Starry Messenger
- First edition
- Author: Peter Sís
- Cover artist: Peter Sis
- Language: English
- Subject: Biography
- Published: Square Fish; Reprint edition (2000)
- Publication place: United States
- Pages: 40 p.

= Starry Messenger (picture book) =

Starry Messenger, about Galileo Galilei, is a children's picture book that was written and illustrated by Peter Sís. And designed by art director, Lilian Rosenstreich in 1996. It is a 1997 Caldecott Honor book. Through the use of his illustrations, Peter Sis documents different stages of life of the widely acknowledged scientist Galileo Galilei.

==Plot==

Starry Messenger, written and illustrated by Peter Sís, documents the life of the scientist Galileo Galilei. Told from third person point of view and dating back to his birth, Sís walks the reader through the events that shape the life of the recognized scientist, mathematician, philosopher, and physicist, Galileo Galilei. The book opens with a prelude, with careful illustrations, Peter Sís sets the stage for the story by laying the groundwork of what the world was like during Galileo's era; scientifically, and religiously. He introduces the reader to the then accepted ideology of the Ptolemaic system, which stated that the Earth was the center of the Solar System.
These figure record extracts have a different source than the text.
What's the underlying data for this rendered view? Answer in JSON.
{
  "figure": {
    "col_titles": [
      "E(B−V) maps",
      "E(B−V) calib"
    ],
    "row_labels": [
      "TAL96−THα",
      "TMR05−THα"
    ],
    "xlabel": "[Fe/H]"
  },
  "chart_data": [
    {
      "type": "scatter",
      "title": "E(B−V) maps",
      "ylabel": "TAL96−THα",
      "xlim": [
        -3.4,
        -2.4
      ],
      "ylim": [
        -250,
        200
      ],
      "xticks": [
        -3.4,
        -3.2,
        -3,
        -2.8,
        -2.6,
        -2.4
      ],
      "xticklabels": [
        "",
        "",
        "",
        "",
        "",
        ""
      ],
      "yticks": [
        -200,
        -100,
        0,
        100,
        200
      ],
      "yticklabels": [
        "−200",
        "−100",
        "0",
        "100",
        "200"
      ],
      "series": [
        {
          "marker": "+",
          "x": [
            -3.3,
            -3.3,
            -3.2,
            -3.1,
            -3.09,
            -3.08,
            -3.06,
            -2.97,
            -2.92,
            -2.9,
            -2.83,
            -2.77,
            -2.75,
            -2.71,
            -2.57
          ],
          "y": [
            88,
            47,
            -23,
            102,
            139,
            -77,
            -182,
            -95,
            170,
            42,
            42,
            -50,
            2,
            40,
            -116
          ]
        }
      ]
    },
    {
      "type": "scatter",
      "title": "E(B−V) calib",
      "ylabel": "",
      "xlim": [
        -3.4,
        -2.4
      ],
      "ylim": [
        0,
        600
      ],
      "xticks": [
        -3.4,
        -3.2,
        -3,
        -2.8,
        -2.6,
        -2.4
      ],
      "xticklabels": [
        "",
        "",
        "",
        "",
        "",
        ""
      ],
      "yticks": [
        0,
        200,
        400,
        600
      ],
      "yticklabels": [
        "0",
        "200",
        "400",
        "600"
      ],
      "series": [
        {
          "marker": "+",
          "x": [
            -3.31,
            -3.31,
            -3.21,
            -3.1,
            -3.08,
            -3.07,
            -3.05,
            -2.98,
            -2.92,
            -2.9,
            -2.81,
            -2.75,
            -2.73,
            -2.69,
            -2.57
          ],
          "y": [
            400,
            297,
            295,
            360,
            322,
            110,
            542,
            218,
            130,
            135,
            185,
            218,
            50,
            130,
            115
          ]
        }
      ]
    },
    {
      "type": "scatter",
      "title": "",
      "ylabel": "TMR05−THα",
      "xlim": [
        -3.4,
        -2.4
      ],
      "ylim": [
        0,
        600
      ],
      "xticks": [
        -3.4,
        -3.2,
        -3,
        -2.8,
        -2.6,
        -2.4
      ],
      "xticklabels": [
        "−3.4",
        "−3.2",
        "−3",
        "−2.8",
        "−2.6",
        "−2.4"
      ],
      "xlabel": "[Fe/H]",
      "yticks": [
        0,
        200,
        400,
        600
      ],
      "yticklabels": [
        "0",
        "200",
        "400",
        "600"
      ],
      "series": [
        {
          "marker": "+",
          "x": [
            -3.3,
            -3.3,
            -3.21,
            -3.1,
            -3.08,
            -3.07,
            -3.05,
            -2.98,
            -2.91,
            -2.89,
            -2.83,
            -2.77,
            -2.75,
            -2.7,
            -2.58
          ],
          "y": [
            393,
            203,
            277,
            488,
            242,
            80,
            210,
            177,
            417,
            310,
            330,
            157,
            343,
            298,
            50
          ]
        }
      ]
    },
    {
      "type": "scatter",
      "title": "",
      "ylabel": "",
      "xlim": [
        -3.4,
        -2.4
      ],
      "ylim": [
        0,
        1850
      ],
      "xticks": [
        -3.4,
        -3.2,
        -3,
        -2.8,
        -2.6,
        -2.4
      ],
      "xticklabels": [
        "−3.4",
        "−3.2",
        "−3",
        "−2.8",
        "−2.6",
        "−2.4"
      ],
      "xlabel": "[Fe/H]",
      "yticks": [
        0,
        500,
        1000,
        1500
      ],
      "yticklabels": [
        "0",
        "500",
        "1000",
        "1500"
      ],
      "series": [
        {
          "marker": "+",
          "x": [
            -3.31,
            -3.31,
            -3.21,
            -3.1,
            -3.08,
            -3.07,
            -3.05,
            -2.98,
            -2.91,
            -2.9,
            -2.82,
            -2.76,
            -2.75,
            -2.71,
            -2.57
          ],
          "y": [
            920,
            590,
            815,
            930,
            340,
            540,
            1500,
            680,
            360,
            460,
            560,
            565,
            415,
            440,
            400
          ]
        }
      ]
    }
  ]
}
Sís describes Galileo as a boy "born with stars in his eyes", this metaphor will run throughout the length of the story connecting prominent events that occur within Galileo's life, including life as a child, a scholar, and later a scientist. Inter sped with Sís's original illustrations are excerpts of Galileo's actual drawings and excerpts of his Starry Messenger which documents Galileo's astronomical discoveries and observations especially the Copernican theory which got him in trouble with the Vatican Church. From being celebrated for his other astronomical discoveries to the controversial Copernican theory, Peter Sís documents these events with intricate illustrations that vividly resemble Galileo's own, adding depth to the story. The peak of the story occurs when Galileo's Copernican Theory reaches the Pope, and Galileo is viewed in negative light and criticism. Upon Galileo's summoning to the Vatican Church, he was forced to retract his earlier statements that contradicted with the ideologies of the Vatican Church regarding the placement of the Earth, or risk death. Galileo chose to retract his statements and was confined to house arrest for eight years before his death in 1642. The book ends on a positive note when Sís writes about the Pardon that was issued to Galileo more than three hundred years later in October 1992.

==Critical reception==
Peter Sís's documentation of the scientist, Galileo Galileo's life received positive reviews from: Kirkus Reviews, Booklist, School Library Journal and more. The New York Times had a section dedicated to the book praising Sis's book, Elizabeth Spires writes, "The story of Galileo is not about a larger-than-life hero, but of someone understandably human." She also writes, "in creating this original and exquisite book, affirms the power of one individual to change our ideas about the universe we live in." The reviews commentate Pete Sis's achievements in portraying Galileo's life with "stellar illustrations" and interweaving some of Galileo's original content from his Starry Messenger.